Syrian Kurds declare autonomySignaling a step forward in their fight against national oppression, Kurds in Syria declared an autonomous government Jan. 21 in Hasakah province in northeast Syria along with the districts of Afrin in the northwest and Kobani in the north. Hasakah, which is 70 percent Kurdish, contains the majority of the country’s oil resources and functions as an agricultural heartland.
These areas are commonly referred to by Kurds as Rojava (western Kurdistan). Some 30 million Kurds live in northern Syria, eastern Turkey, northern Iraq and western Iran. They are the world’s largest national group without their own country.
Twenty-two cabinet ministers have been named to the new regional government, including Christians and Muslim Arabs, as well as Kurds.
Last fall, Kurdish fighters routed al-Qaedist forces from the Islamic State of Iraq and Syria and al-Nusra Front, both of which had sought to seize control in the area and impose their rule.
Kurdish advances in Rojava come much to the dismay of Ankara, which has closed its border with Syria and announced plans to fortify a border wall to keep Kurds out. Turkey is home to an estimated 14 million Kurds, who have fought a decades-long struggle for national rights. The main Kurdish group there is the Kurdish Workers Party, which is allied with the Syrian Democratic Union Party (PYD).
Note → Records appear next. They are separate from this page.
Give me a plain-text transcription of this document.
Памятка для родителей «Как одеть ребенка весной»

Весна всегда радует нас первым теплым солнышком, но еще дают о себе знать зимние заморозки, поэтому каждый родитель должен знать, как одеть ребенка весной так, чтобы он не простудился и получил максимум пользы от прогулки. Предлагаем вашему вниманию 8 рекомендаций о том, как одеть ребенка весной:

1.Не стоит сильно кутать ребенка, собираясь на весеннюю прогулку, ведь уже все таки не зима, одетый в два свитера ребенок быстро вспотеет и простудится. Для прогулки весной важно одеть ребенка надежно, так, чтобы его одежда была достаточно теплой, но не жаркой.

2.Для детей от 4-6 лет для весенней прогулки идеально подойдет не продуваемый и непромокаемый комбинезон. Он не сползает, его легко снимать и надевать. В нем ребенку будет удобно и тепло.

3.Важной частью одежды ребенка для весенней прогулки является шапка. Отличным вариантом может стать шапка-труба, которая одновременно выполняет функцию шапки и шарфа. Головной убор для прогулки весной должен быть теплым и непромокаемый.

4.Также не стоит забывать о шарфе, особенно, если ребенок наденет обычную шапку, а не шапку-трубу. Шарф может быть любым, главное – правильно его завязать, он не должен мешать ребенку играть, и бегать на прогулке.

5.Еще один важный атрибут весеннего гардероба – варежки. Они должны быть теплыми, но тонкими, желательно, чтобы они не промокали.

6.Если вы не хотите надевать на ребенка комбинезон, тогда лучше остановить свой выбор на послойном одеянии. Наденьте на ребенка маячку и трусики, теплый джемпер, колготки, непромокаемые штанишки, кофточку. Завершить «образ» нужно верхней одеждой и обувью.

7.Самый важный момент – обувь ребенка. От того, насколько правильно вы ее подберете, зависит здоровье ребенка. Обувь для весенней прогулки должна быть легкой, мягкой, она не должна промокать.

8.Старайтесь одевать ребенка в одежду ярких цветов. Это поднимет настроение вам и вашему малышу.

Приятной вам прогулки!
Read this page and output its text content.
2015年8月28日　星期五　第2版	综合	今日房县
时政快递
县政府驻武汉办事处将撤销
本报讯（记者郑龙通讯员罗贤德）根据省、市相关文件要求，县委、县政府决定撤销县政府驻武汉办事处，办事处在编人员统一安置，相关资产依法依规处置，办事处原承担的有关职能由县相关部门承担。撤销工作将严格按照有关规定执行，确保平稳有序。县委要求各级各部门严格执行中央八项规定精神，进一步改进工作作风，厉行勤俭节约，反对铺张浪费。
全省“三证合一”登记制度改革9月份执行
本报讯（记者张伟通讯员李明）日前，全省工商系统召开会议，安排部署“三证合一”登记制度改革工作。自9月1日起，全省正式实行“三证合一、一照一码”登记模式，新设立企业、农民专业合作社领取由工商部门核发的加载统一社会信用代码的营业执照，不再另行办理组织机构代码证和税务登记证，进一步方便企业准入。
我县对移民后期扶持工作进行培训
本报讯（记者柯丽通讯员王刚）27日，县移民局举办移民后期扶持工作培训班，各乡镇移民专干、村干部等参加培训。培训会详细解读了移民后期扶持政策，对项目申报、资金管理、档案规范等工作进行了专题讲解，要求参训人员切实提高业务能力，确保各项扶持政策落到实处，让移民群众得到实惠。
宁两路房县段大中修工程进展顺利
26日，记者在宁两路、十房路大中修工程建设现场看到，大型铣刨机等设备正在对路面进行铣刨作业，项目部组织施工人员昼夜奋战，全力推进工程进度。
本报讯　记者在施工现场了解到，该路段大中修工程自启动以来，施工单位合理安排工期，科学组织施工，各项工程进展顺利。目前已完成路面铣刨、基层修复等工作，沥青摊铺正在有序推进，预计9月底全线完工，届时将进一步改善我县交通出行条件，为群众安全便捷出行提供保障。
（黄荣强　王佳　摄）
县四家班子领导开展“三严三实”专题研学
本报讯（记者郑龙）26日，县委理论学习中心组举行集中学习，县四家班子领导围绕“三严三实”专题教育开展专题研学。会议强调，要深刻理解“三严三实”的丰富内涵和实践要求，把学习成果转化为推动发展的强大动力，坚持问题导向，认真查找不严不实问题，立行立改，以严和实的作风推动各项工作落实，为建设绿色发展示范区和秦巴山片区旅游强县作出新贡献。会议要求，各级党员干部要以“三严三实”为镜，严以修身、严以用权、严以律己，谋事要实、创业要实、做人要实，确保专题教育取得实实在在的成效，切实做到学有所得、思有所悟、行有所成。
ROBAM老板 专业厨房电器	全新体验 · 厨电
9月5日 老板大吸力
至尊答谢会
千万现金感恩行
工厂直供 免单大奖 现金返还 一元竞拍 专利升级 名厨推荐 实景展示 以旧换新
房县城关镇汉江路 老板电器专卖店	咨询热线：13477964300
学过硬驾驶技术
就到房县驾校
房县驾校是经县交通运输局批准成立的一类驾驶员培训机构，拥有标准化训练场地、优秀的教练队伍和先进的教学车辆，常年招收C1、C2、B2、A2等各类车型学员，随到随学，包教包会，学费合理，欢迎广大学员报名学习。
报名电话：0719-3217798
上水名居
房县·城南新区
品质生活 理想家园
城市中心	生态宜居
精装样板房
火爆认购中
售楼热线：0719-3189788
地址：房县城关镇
“Kurds in Turkey protested against Turkey’s planned wall, while we protested on the other side from Syria,” journalist Mohammed Sharo told Reuters Jan. 22. “The way I feel now is, let them build the wall. That thing they call a border is no longer really there.”
The declaration of the Kurdish provincial government comes after organizers of the Syria conference, including Washington, Ankara and Riyadh, denied a request by the PYD to send a separate delegation to the talks.
One reflection of the gains made by Syrian Kurds is advances by women. The PYD and its military wing, the Committees for the Protection of the Kurdish People, have run the region since Assad’s forces were pushed out in 2012. It has created both male and female militia groups, with women comprising one-third of the force. And they’ve had a powerful impact in helping to beat back attacks by Islamist forces.
“When we arrived at the front it was dark, and al-Qaeda was close to our position,” Nojan, 20, told Reuters. “We shouted to them that we were women with weapons in our hands, here to defend our people to the death.”
“Here,” she said, “I not only learned how to carry a gun. I learned how to speak. I became a woman.”